Search code examples
pythonpandasexport-to-csv

Pandas.to_csv Causing Floats to Appear


I have created a program that takes in Excel sheets, modifies them with Pandas, and saves them to a CSV.

When I inspect the output CSV the columns are seen as ints, however when I upload to Oracle the columns become floats.

Some columns in the input excel are things such as "3" "4" "1" but other columns contain actual floats for monetary values. For this reason I can't cast onto the entire dataframe an as_type(int).

The excel sheets number in the hundreds, and have differing column names each month.

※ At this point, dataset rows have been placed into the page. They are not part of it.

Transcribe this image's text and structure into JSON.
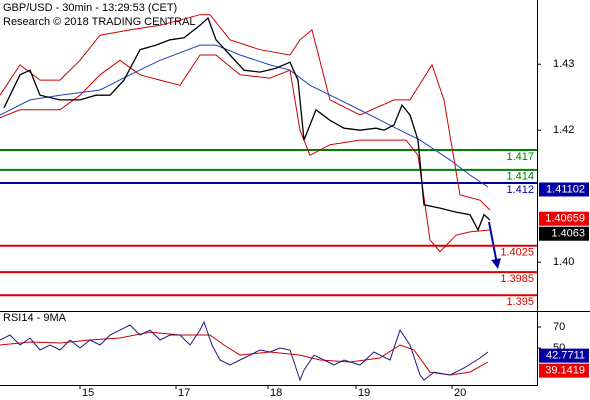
{
  "chart_data": [
    {
      "type": "line",
      "title": "GBP/USD - 30min - 13:29:53 (CET)",
      "subtitle": "Research © 2018 TRADING CENTRAL",
      "xlim": [
        0,
        268.5
      ],
      "ylim": [
        1.39276,
        1.43973
      ],
      "yticks": [
        {
          "value": 1.4,
          "label": "1.40"
        },
        1.42,
        1.43
      ],
      "series": [
        {
          "color": "#cc0000",
          "x": [
            0,
            10,
            20,
            30,
            40,
            50,
            65,
            80,
            100,
            105,
            115,
            130,
            145,
            150,
            156,
            165,
            180,
            197,
            205,
            216,
            222,
            230,
            240,
            245
          ],
          "values": [
            1.4253,
            1.4299,
            1.4276,
            1.4276,
            1.4306,
            1.4344,
            1.4352,
            1.4359,
            1.4375,
            1.4375,
            1.4337,
            1.4322,
            1.4314,
            1.4337,
            1.4352,
            1.4246,
            1.4223,
            1.4246,
            1.4246,
            1.4299,
            1.4246,
            1.4102,
            1.4094,
            1.4079
          ]
        },
        {
          "color": "#cc0000",
          "x": [
            0,
            10,
            20,
            30,
            40,
            50,
            60,
            70,
            80,
            90,
            100,
            108,
            120,
            135,
            145,
            150,
            155,
            165,
            180,
            195,
            203,
            209,
            215,
            220,
            228,
            235,
            245
          ],
          "values": [
            1.4219,
            1.4231,
            1.4231,
            1.4231,
            1.4253,
            1.4284,
            1.4306,
            1.4284,
            1.4276,
            1.4268,
            1.4314,
            1.4314,
            1.4284,
            1.4279,
            1.4291,
            1.42,
            1.4162,
            1.4178,
            1.4185,
            1.4185,
            1.4185,
            1.4162,
            1.4034,
            1.4016,
            1.4041,
            1.4046,
            1.4049
          ]
        },
        {
          "color": "#2040c0",
          "x": [
            0,
            15,
            30,
            50,
            65,
            80,
            100,
            108,
            120,
            135,
            145,
            155,
            170,
            185,
            200,
            210,
            225,
            235,
            244
          ],
          "values": [
            1.4223,
            1.4246,
            1.4253,
            1.4261,
            1.4284,
            1.4306,
            1.4329,
            1.4329,
            1.4314,
            1.4299,
            1.4291,
            1.4268,
            1.4246,
            1.4223,
            1.42,
            1.4185,
            1.4155,
            1.4132,
            1.4114
          ]
        },
        {
          "color": "#000000",
          "x": [
            2,
            10,
            15,
            20,
            30,
            40,
            48,
            55,
            62,
            70,
            78,
            85,
            92,
            100,
            104,
            108,
            115,
            122,
            130,
            138,
            145,
            149,
            152,
            158,
            165,
            172,
            180,
            188,
            192,
            197,
            201,
            205,
            209,
            212,
            220,
            228,
            235,
            239,
            242,
            245
          ],
          "values": [
            1.4234,
            1.4284,
            1.4291,
            1.4253,
            1.4246,
            1.4246,
            1.4253,
            1.4253,
            1.4276,
            1.4322,
            1.4329,
            1.4337,
            1.434,
            1.4359,
            1.437,
            1.4337,
            1.4314,
            1.4291,
            1.4288,
            1.4294,
            1.4303,
            1.4276,
            1.4185,
            1.4231,
            1.4215,
            1.4203,
            1.42,
            1.4203,
            1.42,
            1.4208,
            1.4238,
            1.4223,
            1.4185,
            1.4087,
            1.4082,
            1.4076,
            1.4072,
            1.4049,
            1.4072,
            1.4064
          ]
        }
      ],
      "levels": [
        {
          "value": 1.417,
          "color": "#008000"
        },
        {
          "value": 1.414,
          "color": "#008000"
        },
        {
          "value": 1.412,
          "color": "#0000a0"
        },
        {
          "value": 1.4025,
          "color": "#dd0000"
        },
        {
          "value": 1.3985,
          "color": "#dd0000"
        },
        {
          "value": 1.395,
          "color": "#dd0000"
        }
      ],
      "price_labels": [
        {
          "value": 1.41102,
          "color": "#0000a0"
        },
        {
          "value": 1.40659,
          "color": "#ee0000"
        },
        {
          "value": 1.4063,
          "color": "#000000"
        }
      ]
    },
    {
      "type": "line",
      "title": "RSI14 - 9MA",
      "xlim": [
        0,
        268.5
      ],
      "xticks": [
        {
          "value": 40,
          "label": "15"
        },
        {
          "value": 88,
          "label": "17"
        },
        {
          "value": 134,
          "label": "18"
        },
        {
          "value": 178,
          "label": "19"
        },
        {
          "value": 226,
          "label": "20"
        }
      ],
      "ylim": [
        14.8,
        84.3
      ],
      "yticks": [
        50,
        70
      ],
      "series": [
        {
          "color": "#cc0000",
          "x": [
            0,
            15,
            30,
            45,
            60,
            75,
            90,
            105,
            112,
            120,
            135,
            150,
            160,
            175,
            190,
            200,
            207,
            215,
            225,
            235,
            244
          ],
          "values": [
            52.9,
            55.7,
            54.8,
            57.6,
            59.5,
            65.2,
            62.4,
            62.4,
            52.9,
            43.3,
            46.2,
            43.3,
            38.6,
            36.7,
            40.5,
            52.9,
            48.1,
            27.1,
            24.3,
            27.1,
            36.7
          ]
        },
        {
          "color": "#1a1a80",
          "x": [
            0,
            5,
            10,
            15,
            20,
            25,
            30,
            35,
            40,
            45,
            50,
            55,
            60,
            65,
            70,
            75,
            80,
            85,
            90,
            95,
            100,
            102,
            106,
            110,
            115,
            120,
            125,
            130,
            135,
            140,
            145,
            150,
            152,
            157,
            162,
            167,
            172,
            180,
            187,
            195,
            200,
            205,
            210,
            212,
            217,
            225,
            232,
            240,
            244
          ],
          "values": [
            57.6,
            62.4,
            52.9,
            59.5,
            48.1,
            52.9,
            48.1,
            57.6,
            50,
            57.6,
            52.9,
            62.4,
            67.1,
            71.9,
            62.4,
            67.1,
            57.6,
            62.4,
            62.4,
            52.9,
            67.1,
            74.8,
            52.9,
            38.6,
            33.8,
            38.6,
            43.3,
            48.1,
            46.2,
            50,
            48.1,
            19.5,
            29,
            43.3,
            38.6,
            33.8,
            38.6,
            33.8,
            46.2,
            38.6,
            67.1,
            52.9,
            24.3,
            19.5,
            27.1,
            24.3,
            31,
            40.5,
            46.2
          ]
        }
      ],
      "price_labels": [
        {
          "value": 42.7711,
          "color": "#0000a0"
        },
        {
          "value": 39.1419,
          "color": "#ee0000"
        }
      ]
    }
  ]
}
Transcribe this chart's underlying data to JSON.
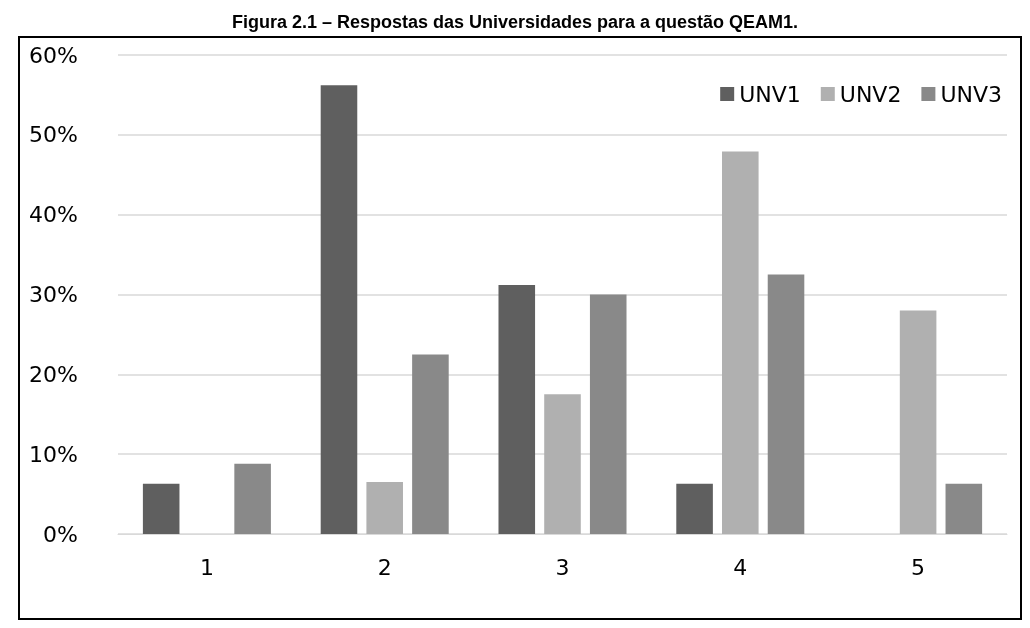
{
  "chart_data": {
    "type": "bar",
    "title": "Figura 2.1 – Respostas das Universidades para a questão QEAM1.",
    "categories": [
      "1",
      "2",
      "3",
      "4",
      "5"
    ],
    "series": [
      {
        "name": "UNV1",
        "color": "#5f5f5f",
        "values": [
          6.3,
          56.2,
          31.2,
          6.3,
          0
        ]
      },
      {
        "name": "UNV2",
        "color": "#b0b0b0",
        "values": [
          0,
          6.5,
          17.5,
          47.9,
          28
        ]
      },
      {
        "name": "UNV3",
        "color": "#898989",
        "values": [
          8.8,
          22.5,
          30,
          32.5,
          6.3
        ]
      }
    ],
    "ylim": [
      0,
      60
    ],
    "yticks": [
      {
        "value": 0,
        "label": "0%"
      },
      {
        "value": 10,
        "label": "10%"
      },
      {
        "value": 20,
        "label": "20%"
      },
      {
        "value": 30,
        "label": "30%"
      },
      {
        "value": 40,
        "label": "40%"
      },
      {
        "value": 50,
        "label": "50%"
      },
      {
        "value": 60,
        "label": "60%"
      }
    ],
    "grid": "y",
    "legend": "top right"
  }
}
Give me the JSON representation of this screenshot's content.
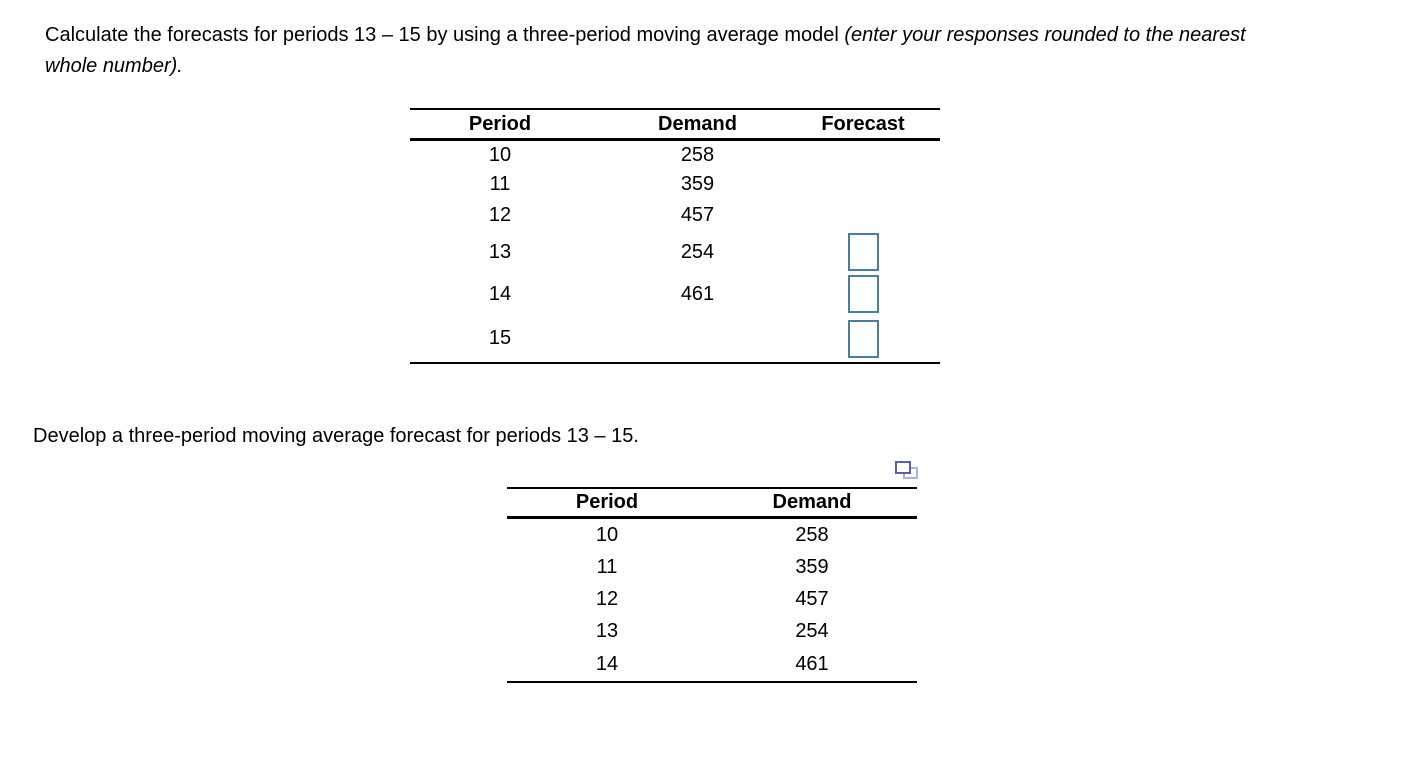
{
  "colors": {
    "text": "#000000",
    "line": "#000000",
    "input_border": "#47809e",
    "icon_front": "#5560b0",
    "icon_back": "#aab4dd"
  },
  "question1": {
    "text_regular": "Calculate the forecasts for periods 13 – 15 by using a three-period moving average model ",
    "text_italic": "(enter your responses rounded to the nearest whole number)."
  },
  "forecast_table": {
    "headers": [
      "Period",
      "Demand",
      "Forecast"
    ],
    "rows": [
      {
        "period": "10",
        "demand": "258"
      },
      {
        "period": "11",
        "demand": "359"
      },
      {
        "period": "12",
        "demand": "457"
      },
      {
        "period": "13",
        "demand": "254"
      },
      {
        "period": "14",
        "demand": "461"
      },
      {
        "period": "15",
        "demand": ""
      }
    ],
    "input_value_13": "",
    "input_value_14": "",
    "input_value_15": ""
  },
  "question2": {
    "text": "Develop a three-period moving average forecast for periods 13 – 15."
  },
  "icons": {
    "popup_table_icon": "copy-table-popup"
  },
  "demand_table": {
    "headers": [
      "Period",
      "Demand"
    ],
    "rows": [
      {
        "period": "10",
        "demand": "258"
      },
      {
        "period": "11",
        "demand": "359"
      },
      {
        "period": "12",
        "demand": "457"
      },
      {
        "period": "13",
        "demand": "254"
      },
      {
        "period": "14",
        "demand": "461"
      }
    ]
  }
}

So a columnwise application of as_type(int) will not work.

Code sample:

import pandas as pd
output_location = save_location + '.csv'

df_manipulation = pd.read_excel(filepath, index_col=None)
df_manipulation.to_excel(output_location, index = False)

Any ideas on how to keep the columns in question as ints?


Solution

  • Reading the documentation for read_excel(), specifically for the convert_float parameter, it mentions that Excel stores all numbers as floats internally.

    If you want to convert the columns from float to int manually you can do:

    df_manipulation['column_name'] = df_manipulation['column_name'].astype('int')
    

    Alternatively, you can load the entire sheet with a specific datatype such as strings with:

    df_manipulation = pd.read_excel(filepath, index_col=None, dtype = str)